- L'algorithme repose sur l'analyse d'un seul scanner cérébral par participant et sur son âge pour prédire quand apparaîtront les symptômes de la maladie d'Alzheimer.
- Il permet de calculer le "point de basculement" dans le formation de plaques bêta-amyloïdes dans le cerveau avant même l'apparition des premiers troubles cognitifs.
Sera-t-il bientôt possible de déterminer si un patient risque, dans les années à venir, de développer la maladie d’Alzheimer, alors même qu’il ne présente aucun symptôme ? C’est ce que laisse espérer une nouvelle étude publiée dans la revue Neurology.
Ses auteurs, chercheurs à la faculté de médecine de l’université Washington (Etats-Unis), ont mis au point un algorithme capable d’estimer le moment où les symptômes de cette maladie neurodégénérative liée à l’âge apparaîtront.
Un algorithme qui ne requiert qu’un seul scanner cérébral
Touchant aujourd’hui près de 900 000 personnes en France, la maladie d’Alzheimer est le plus souvent diagnostiquée après l’apparition des symptômes cliniques. Affectant les fonctions cérébrales, en particulier la mémoire, l’attention et le langage, elle est due à une accumulation anormale au niveau des neurones de la protéine bêta-amyloïde, ce qui entraîne de manière progressive et irrémédiable des lésions cérébrales. Ce phénomène peut durer jusqu’à une vingtaine d’années avant l’apparition des premiers signes de confusion et d’oubli.
Les scanners tomographie par émission de positons (TEP) de l'amyloïde sont déjà largement utilisés dans la recherche sur la maladie d'Alzheimer. La grande innovation de cet algorithme est de pouvoir, à partir de l'âge d'une personne et des données d'un seul examen TEP à l'amyloïde, d'estimer le degré d'avancement de la démence et le temps qu'il reste avant l'apparition des troubles cognitifs.

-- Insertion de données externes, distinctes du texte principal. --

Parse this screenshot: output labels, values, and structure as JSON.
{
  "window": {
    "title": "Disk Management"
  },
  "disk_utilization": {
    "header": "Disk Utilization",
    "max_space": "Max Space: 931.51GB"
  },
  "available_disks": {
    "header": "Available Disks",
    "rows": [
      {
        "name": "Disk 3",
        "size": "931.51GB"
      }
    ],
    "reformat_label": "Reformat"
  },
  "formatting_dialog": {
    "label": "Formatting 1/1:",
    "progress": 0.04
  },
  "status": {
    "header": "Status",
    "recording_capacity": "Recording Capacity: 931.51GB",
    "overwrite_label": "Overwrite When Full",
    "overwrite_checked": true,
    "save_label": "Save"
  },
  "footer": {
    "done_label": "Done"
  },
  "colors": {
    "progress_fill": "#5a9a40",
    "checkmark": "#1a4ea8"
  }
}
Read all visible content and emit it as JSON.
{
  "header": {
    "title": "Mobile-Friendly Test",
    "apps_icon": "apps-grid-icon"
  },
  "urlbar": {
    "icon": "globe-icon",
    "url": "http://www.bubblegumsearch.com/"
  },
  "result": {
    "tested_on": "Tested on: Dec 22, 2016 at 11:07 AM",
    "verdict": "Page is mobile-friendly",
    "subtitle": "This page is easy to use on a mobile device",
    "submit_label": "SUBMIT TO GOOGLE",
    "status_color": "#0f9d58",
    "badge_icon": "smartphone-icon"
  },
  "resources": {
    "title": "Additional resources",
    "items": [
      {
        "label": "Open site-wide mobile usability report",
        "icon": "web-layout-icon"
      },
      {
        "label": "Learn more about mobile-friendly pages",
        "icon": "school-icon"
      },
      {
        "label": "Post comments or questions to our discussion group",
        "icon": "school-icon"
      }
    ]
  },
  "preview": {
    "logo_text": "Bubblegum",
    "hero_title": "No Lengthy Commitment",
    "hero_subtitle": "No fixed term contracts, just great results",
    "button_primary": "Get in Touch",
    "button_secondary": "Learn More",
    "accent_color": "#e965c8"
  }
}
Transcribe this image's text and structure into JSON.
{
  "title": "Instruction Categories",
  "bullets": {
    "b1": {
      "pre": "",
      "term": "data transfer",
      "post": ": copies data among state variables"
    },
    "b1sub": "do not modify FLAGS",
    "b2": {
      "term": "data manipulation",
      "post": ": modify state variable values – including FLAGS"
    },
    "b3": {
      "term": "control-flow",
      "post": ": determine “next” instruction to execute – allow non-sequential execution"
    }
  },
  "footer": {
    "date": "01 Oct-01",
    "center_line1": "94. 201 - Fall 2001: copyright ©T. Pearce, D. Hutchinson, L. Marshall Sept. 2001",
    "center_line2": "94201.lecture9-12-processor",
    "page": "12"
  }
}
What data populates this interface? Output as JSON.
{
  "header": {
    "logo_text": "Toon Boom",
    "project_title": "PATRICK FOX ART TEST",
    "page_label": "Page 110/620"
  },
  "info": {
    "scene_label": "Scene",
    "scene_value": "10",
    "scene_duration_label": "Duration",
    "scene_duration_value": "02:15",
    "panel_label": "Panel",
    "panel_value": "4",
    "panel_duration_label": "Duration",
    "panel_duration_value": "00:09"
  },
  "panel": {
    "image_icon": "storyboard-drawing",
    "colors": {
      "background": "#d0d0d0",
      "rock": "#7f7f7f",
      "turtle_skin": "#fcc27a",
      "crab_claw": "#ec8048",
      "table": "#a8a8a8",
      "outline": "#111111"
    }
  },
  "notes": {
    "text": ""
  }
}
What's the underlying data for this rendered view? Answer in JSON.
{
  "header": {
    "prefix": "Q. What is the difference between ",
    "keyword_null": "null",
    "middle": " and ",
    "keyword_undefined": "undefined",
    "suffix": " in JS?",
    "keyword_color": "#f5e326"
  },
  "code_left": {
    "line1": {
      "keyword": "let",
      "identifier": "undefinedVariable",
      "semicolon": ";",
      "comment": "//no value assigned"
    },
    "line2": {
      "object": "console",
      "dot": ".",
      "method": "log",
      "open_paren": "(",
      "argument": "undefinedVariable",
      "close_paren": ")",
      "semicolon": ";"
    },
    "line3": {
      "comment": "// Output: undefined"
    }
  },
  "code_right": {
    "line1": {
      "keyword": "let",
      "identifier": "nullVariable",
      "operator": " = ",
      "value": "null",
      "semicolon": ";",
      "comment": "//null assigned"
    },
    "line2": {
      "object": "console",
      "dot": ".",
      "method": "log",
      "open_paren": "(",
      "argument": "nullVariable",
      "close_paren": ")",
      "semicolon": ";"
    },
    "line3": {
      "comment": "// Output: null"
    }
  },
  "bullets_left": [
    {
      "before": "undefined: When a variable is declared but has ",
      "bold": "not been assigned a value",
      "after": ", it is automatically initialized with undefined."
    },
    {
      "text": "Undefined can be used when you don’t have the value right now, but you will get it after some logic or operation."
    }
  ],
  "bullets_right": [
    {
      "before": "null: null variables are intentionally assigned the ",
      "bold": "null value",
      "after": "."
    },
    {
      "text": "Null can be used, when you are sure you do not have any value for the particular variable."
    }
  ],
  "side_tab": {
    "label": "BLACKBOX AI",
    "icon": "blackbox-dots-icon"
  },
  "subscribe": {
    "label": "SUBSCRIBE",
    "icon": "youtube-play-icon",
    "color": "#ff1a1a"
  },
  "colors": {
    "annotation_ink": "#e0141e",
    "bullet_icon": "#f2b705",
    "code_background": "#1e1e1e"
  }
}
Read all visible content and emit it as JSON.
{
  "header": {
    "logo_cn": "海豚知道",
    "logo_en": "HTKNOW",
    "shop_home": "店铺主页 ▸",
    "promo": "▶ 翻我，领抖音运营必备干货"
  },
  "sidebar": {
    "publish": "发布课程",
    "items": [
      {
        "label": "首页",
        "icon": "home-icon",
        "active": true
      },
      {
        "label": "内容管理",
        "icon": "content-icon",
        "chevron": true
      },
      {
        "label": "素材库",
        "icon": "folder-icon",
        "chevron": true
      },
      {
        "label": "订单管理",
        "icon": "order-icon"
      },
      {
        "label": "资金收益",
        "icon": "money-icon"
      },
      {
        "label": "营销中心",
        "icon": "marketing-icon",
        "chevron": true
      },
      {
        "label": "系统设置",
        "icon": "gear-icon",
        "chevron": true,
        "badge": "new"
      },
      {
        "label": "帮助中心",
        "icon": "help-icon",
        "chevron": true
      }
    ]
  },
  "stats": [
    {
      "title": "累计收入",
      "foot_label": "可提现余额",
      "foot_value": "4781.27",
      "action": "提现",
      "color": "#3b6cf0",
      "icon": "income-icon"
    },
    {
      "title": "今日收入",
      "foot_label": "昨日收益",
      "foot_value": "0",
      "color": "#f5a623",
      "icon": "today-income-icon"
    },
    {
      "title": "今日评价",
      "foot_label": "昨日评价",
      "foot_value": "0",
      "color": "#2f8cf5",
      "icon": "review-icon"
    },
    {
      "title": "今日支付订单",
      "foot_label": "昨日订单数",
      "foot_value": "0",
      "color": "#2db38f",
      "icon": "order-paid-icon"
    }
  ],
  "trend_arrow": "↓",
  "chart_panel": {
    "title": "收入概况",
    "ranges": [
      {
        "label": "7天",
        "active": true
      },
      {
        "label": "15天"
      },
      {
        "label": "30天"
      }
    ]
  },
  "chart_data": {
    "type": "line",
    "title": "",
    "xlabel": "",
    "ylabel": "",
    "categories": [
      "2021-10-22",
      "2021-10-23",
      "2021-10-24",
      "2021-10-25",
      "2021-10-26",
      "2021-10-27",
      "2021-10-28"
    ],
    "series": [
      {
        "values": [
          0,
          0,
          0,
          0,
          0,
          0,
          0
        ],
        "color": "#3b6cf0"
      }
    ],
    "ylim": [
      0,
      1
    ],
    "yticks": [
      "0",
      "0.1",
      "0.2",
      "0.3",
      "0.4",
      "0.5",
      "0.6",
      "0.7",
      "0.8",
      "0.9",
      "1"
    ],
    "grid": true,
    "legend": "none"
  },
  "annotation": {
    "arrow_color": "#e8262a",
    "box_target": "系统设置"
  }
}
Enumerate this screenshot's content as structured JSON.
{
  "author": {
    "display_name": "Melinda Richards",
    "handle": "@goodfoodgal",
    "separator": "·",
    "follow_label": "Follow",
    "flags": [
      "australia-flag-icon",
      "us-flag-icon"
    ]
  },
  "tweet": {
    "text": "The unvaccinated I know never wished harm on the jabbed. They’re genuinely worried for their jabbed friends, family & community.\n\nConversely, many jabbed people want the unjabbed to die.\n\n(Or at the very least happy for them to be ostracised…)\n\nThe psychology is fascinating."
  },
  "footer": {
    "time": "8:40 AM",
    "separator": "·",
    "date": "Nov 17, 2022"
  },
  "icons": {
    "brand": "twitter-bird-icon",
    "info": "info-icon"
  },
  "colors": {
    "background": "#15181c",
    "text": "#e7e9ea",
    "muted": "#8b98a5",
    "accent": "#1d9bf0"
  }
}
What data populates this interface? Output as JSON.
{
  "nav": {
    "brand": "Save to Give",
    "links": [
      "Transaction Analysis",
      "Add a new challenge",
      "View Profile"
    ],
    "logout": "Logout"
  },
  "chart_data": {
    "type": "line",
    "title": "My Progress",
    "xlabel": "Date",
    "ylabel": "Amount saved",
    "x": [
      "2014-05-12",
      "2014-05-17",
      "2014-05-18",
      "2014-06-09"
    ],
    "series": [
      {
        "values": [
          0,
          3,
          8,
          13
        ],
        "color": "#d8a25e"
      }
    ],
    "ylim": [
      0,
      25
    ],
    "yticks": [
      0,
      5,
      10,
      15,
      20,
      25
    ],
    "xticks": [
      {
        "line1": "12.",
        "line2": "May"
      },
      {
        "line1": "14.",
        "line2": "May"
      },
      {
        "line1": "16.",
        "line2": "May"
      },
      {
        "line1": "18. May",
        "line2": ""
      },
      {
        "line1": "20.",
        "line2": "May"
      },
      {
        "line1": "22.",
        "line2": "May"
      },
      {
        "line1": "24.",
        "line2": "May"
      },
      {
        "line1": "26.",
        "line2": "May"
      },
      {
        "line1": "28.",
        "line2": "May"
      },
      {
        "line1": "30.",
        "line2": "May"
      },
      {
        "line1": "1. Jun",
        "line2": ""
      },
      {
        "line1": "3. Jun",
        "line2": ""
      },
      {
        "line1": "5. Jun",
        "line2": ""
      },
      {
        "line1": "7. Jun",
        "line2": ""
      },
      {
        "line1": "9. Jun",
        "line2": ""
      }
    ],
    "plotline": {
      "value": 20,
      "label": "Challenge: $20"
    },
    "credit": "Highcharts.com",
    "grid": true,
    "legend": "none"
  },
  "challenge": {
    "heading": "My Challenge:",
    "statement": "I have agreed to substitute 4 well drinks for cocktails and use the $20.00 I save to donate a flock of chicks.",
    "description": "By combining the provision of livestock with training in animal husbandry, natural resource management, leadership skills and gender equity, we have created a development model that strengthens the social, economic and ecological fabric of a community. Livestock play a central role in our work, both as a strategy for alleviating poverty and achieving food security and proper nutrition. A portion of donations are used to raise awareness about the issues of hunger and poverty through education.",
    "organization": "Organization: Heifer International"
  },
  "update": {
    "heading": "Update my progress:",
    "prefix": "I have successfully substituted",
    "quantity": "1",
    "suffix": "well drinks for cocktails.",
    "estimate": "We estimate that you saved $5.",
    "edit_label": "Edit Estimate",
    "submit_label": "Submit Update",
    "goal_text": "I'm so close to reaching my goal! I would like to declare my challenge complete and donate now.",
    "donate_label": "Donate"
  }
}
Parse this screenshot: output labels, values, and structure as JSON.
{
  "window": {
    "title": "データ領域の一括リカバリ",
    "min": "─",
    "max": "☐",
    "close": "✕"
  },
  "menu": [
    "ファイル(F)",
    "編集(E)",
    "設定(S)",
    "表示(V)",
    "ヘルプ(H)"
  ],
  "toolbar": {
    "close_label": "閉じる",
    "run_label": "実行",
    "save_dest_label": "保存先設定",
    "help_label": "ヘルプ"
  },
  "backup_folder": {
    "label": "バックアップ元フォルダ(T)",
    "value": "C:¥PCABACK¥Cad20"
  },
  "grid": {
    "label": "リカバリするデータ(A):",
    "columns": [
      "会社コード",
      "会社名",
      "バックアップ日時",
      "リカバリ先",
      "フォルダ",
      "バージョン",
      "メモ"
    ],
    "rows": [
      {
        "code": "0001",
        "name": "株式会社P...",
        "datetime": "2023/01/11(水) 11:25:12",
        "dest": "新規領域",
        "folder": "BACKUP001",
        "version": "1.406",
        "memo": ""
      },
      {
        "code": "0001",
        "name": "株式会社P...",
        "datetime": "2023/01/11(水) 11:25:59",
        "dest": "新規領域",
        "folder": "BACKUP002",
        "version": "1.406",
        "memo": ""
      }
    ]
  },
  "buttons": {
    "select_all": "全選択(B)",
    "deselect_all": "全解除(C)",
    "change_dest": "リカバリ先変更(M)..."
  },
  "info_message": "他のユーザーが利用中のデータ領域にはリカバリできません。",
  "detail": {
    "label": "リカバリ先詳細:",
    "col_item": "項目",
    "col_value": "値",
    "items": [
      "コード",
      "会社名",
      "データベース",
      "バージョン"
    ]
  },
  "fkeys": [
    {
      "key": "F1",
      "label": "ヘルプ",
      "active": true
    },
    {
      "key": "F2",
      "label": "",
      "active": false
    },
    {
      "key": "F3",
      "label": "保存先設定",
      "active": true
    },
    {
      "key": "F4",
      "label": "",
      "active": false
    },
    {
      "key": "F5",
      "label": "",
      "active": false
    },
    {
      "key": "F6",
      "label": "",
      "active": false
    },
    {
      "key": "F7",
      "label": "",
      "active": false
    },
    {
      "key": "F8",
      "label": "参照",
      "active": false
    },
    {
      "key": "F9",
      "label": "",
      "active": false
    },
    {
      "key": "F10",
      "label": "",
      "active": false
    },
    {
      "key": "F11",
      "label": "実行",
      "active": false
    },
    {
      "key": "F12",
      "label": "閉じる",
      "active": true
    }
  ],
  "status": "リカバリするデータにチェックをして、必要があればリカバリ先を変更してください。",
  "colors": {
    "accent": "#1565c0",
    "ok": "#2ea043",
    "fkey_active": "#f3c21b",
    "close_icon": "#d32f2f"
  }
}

Pour le mettre au point, les chercheurs ont analysé les scanners TEP amyloïdes de 236 personnes participant à des études sur la maladie d'Alzheimer, âgées en moyenne de 67 ans au début de l’étude. Tous ont subi au moins deux scanners cérébraux espacés en moyenne de 4 ans et demi. Les chercheurs ont ensuite appliqué aux scanners une mesure appelée ratio standard de valeur d'absorption (SUVR), afin d'estimer la quantité d'amyloïde dans le cerveau de chaque participant à chaque moment.
Ils ont consulté plus de 1 300 évaluations cliniques sur 180 des participants. Effectuées tous les ans ou tous les trois ans, elles montrent que la plupart des patients avaient des facultés cognitives normales au début de la collecte des données. Ces évaluations répétées leur ont donc permis de déterminer avec précision le moment où les capacités cognitives de chaque participant ont commencé à se détériorer.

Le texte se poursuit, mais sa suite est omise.